Non-compliance with the reporting obligation risks market access restrictions, fines, and liability risks for manufacturers.
The CRA provides a graduated sanctions system. The most severe consequence is the withdrawal of market access. Competent authorities can remove products from the market if the manufacturer fails to meet its reporting obligations. This effectively means a sales ban for the affected products across the entire EU. In addition, fines of up to 15 million euros or 2.5 percent of the company's worldwide annual turnover may be imposed, whichever is higher.
Furthermore, liability risks arise. If a manufacturer fails to report an actively exploited vulnerability and this causes damage to users, the manufacturer can be held civilly liable. The burden of proof shifts: The manufacturer must demonstrate that it has fulfilled its due diligence obligations. Without documented reporting processes, this proof is difficult to provide.
We consider the sanctions appropriate. The CRA transforms cybersecurity from an optional quality feature into a mandatory product obligation with a duty of proof throughout the entire lifecycle. Those who ignore this obligation endanger not only the security of their customers but also their own market position.
Manufacturers should now build processes for vulnerability management and incident response that can be activated within hours.
Preparing for the reporting obligation requires concrete measures. The first step is to establish an incident response team that is available around the clock. This team must be able to assess an incoming report within 24 hours and send an early warning. This requires defined escalation paths, checklists, and templates for reports to the authorities.

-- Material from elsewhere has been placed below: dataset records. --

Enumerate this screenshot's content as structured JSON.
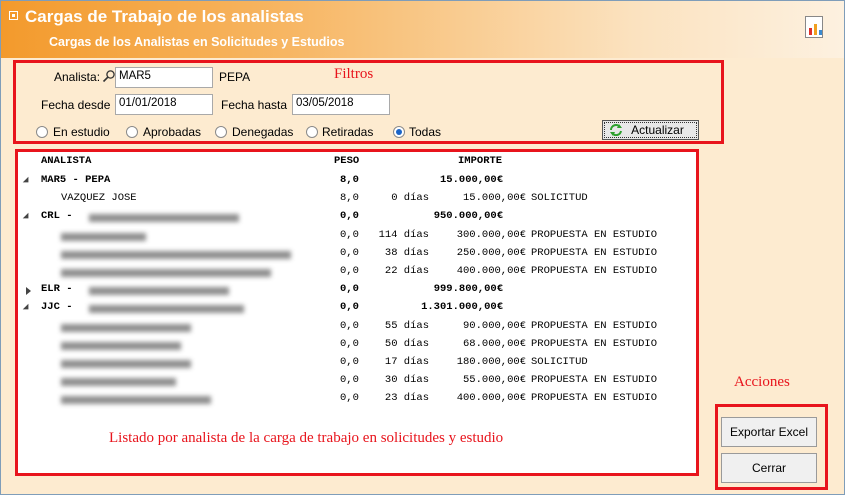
{
  "header": {
    "title": "Cargas de Trabajo de los analistas",
    "subtitle": "Cargas de los Analistas en Solicitudes y Estudios"
  },
  "annotations": {
    "filtros": "Filtros",
    "acciones": "Acciones",
    "listado": "Listado por analista de la carga de trabajo en solicitudes y estudio"
  },
  "filters": {
    "analista_label": "Analista:",
    "analista_code": "MAR5",
    "analista_name": "PEPA",
    "fecha_desde_label": "Fecha desde",
    "fecha_desde": "01/01/2018",
    "fecha_hasta_label": "Fecha hasta",
    "fecha_hasta": "03/05/2018",
    "radios": [
      {
        "label": "En estudio",
        "selected": false
      },
      {
        "label": "Aprobadas",
        "selected": false
      },
      {
        "label": "Denegadas",
        "selected": false
      },
      {
        "label": "Retiradas",
        "selected": false
      },
      {
        "label": "Todas",
        "selected": true
      }
    ],
    "actualizar_label": "Actualizar"
  },
  "table": {
    "headers": {
      "analista": "ANALISTA",
      "peso": "PESO",
      "importe": "IMPORTE"
    },
    "rows": [
      {
        "type": "group",
        "expanded": true,
        "name": "MAR5 - PEPA",
        "peso": "8,0",
        "importe": "15.000,00€",
        "dias": "",
        "estado": ""
      },
      {
        "type": "item",
        "name": "VAZQUEZ JOSE",
        "peso": "8,0",
        "dias": "0 días",
        "importe": "15.000,00€",
        "estado": "SOLICITUD"
      },
      {
        "type": "group",
        "expanded": true,
        "name": "CRL - ",
        "peso": "0,0",
        "importe": "950.000,00€",
        "dias": "",
        "estado": ""
      },
      {
        "type": "item",
        "name": "",
        "peso": "0,0",
        "dias": "114 días",
        "importe": "300.000,00€",
        "estado": "PROPUESTA EN ESTUDIO"
      },
      {
        "type": "item",
        "name": "",
        "peso": "0,0",
        "dias": "38 días",
        "importe": "250.000,00€",
        "estado": "PROPUESTA EN ESTUDIO"
      },
      {
        "type": "item",
        "name": "",
        "peso": "0,0",
        "dias": "22 días",
        "importe": "400.000,00€",
        "estado": "PROPUESTA EN ESTUDIO"
      },
      {
        "type": "group",
        "expanded": false,
        "name": "ELR - ",
        "peso": "0,0",
        "importe": "999.800,00€",
        "dias": "",
        "estado": ""
      },
      {
        "type": "group",
        "expanded": true,
        "name": "JJC - ",
        "peso": "0,0",
        "importe": "1.301.000,00€",
        "dias": "",
        "estado": ""
      },
      {
        "type": "item",
        "name": "",
        "peso": "0,0",
        "dias": "55 días",
        "importe": "90.000,00€",
        "estado": "PROPUESTA EN ESTUDIO"
      },
      {
        "type": "item",
        "name": "",
        "peso": "0,0",
        "dias": "50 días",
        "importe": "68.000,00€",
        "estado": "PROPUESTA EN ESTUDIO"
      },
      {
        "type": "item",
        "name": "",
        "peso": "0,0",
        "dias": "17 días",
        "importe": "180.000,00€",
        "estado": "SOLICITUD"
      },
      {
        "type": "item",
        "name": "",
        "peso": "0,0",
        "dias": "30 días",
        "importe": "55.000,00€",
        "estado": "PROPUESTA EN ESTUDIO"
      },
      {
        "type": "item",
        "name": "",
        "peso": "0,0",
        "dias": "23 días",
        "importe": "400.000,00€",
        "estado": "PROPUESTA EN ESTUDIO"
      }
    ]
  },
  "actions": {
    "exportar_label": "Exportar Excel",
    "cerrar_label": "Cerrar"
  }
}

A central tool is the Software Bill of Materials (SBOM). An SBOM lists all components of a product, including open-source libraries and third-party software. It enables immediate verification of whether a product is affected when a vulnerability becomes known. The CRA requires the creation and maintenance of an SBOM as part of vulnerability management.
In addition, we recommend implementing automated vulnerability scanning that continuously monitors the entire product portfolio. Security-by-design principles should be integrated into the development process to prevent vulnerabilities from the outset. This includes regular penetration tests, code reviews, and the use of secure programming practices.

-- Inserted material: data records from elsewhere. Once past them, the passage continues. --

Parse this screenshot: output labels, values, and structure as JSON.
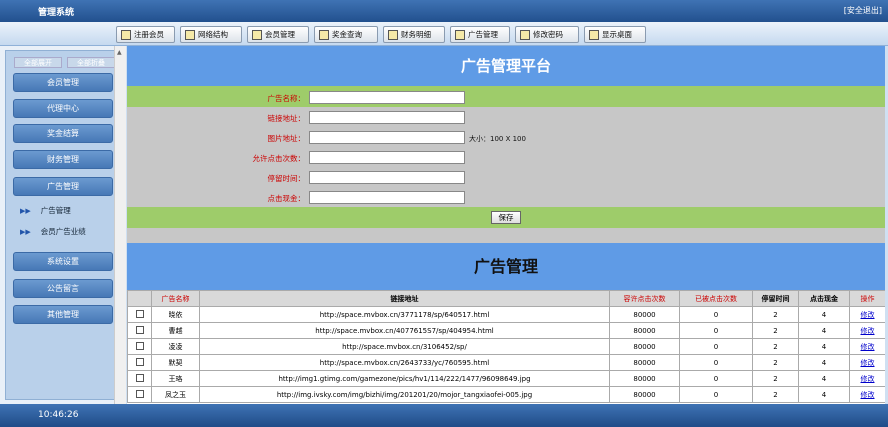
{
  "app": {
    "title": "管理系统",
    "logout": "[安全退出]"
  },
  "toolbar": {
    "items": [
      "注册会员",
      "网络结构",
      "会员管理",
      "奖金查询",
      "财务明细",
      "广告管理",
      "修改密码",
      "显示桌面"
    ]
  },
  "sidebar": {
    "expand_all": "全部展开",
    "collapse_all": "全部折叠",
    "menus": [
      "会员管理",
      "代理中心",
      "奖金结算",
      "财务管理",
      "广告管理",
      "系统设置",
      "公告留言",
      "其他管理"
    ],
    "sub_items": [
      "广告管理",
      "会员广告业绩"
    ]
  },
  "form": {
    "header": "广告管理平台",
    "fields": [
      {
        "label": "广告名称：",
        "value": ""
      },
      {
        "label": "链接地址：",
        "value": ""
      },
      {
        "label": "图片地址：",
        "value": ""
      },
      {
        "label": "允许点击次数：",
        "value": ""
      },
      {
        "label": "停留时间：",
        "value": ""
      },
      {
        "label": "点击现金：",
        "value": ""
      }
    ],
    "image_size_note": "大小：100 X 100",
    "save": "保存"
  },
  "list": {
    "header": "广告管理",
    "columns": [
      "广告名称",
      "链接地址",
      "容许点击次数",
      "已被点击次数",
      "停留时间",
      "点击现金",
      "操作"
    ],
    "rows": [
      {
        "name": "晓依",
        "url": "http://space.mvbox.cn/3771178/sp/640517.html",
        "allowed": "80000",
        "clicked": "0",
        "stay": "2",
        "cash": "4",
        "action": "修改"
      },
      {
        "name": "曹越",
        "url": "http://space.mvbox.cn/4077615S7/sp/404954.html",
        "allowed": "80000",
        "clicked": "0",
        "stay": "2",
        "cash": "4",
        "action": "修改"
      },
      {
        "name": "凌凌",
        "url": "http://space.mvbox.cn/3106452/sp/",
        "allowed": "80000",
        "clicked": "0",
        "stay": "2",
        "cash": "4",
        "action": "修改"
      },
      {
        "name": "默契",
        "url": "http://space.mvbox.cn/2643733/yc/760595.html",
        "allowed": "80000",
        "clicked": "0",
        "stay": "2",
        "cash": "4",
        "action": "修改"
      },
      {
        "name": "王珞",
        "url": "http://img1.gtimg.com/gamezone/pics/hv1/114/222/1477/96098649.jpg",
        "allowed": "80000",
        "clicked": "0",
        "stay": "2",
        "cash": "4",
        "action": "修改"
      },
      {
        "name": "凤之玉",
        "url": "http://img.ivsky.com/img/bizhi/img/201201/20/mojor_tangxiaofei-005.jpg",
        "allowed": "80000",
        "clicked": "0",
        "stay": "2",
        "cash": "4",
        "action": "修改"
      }
    ]
  },
  "status": {
    "time": "10:46:26"
  }
}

Another important point is documentation. The CRA requires manufacturers to be able to demonstrate their security measures. This means that all processes, decisions, and reports must be documented without gaps. A security incident that is not documented is considered not reported.
September 2026 is the first milestone, but not the last: From December 2027, all affected products must be placed on the EU market with proven CRA conformity.
The reporting obligation from September 2026 is the first operational test. The second major milestone follows on December 11, 2027. From that date, products with digital elements may only be placed on the EU market if they demonstrate CRA conformity. This means manufacturers must subject their products to a conformity assessment, typically through an internal or external review. Conformity is documented by an EU declaration of conformity and CE marking.
We advise manufacturers to understand preparation for the CRA as a continuous process. The reporting obligation is the first step. Those who build processes for vulnerability management and incident response now create the foundation for the later conformity assessment. Those who wait until deadlines approach risk time pressure and potential market access restrictions.
The CRA is not a temporary phenomenon. It establishes a permanent legal framework for cybersecurity in the EU. Manufacturers that adapt early secure not only their market access but also a competitive advantage. Cybersecurity is increasingly becoming a purchasing criterion for customers and business partners.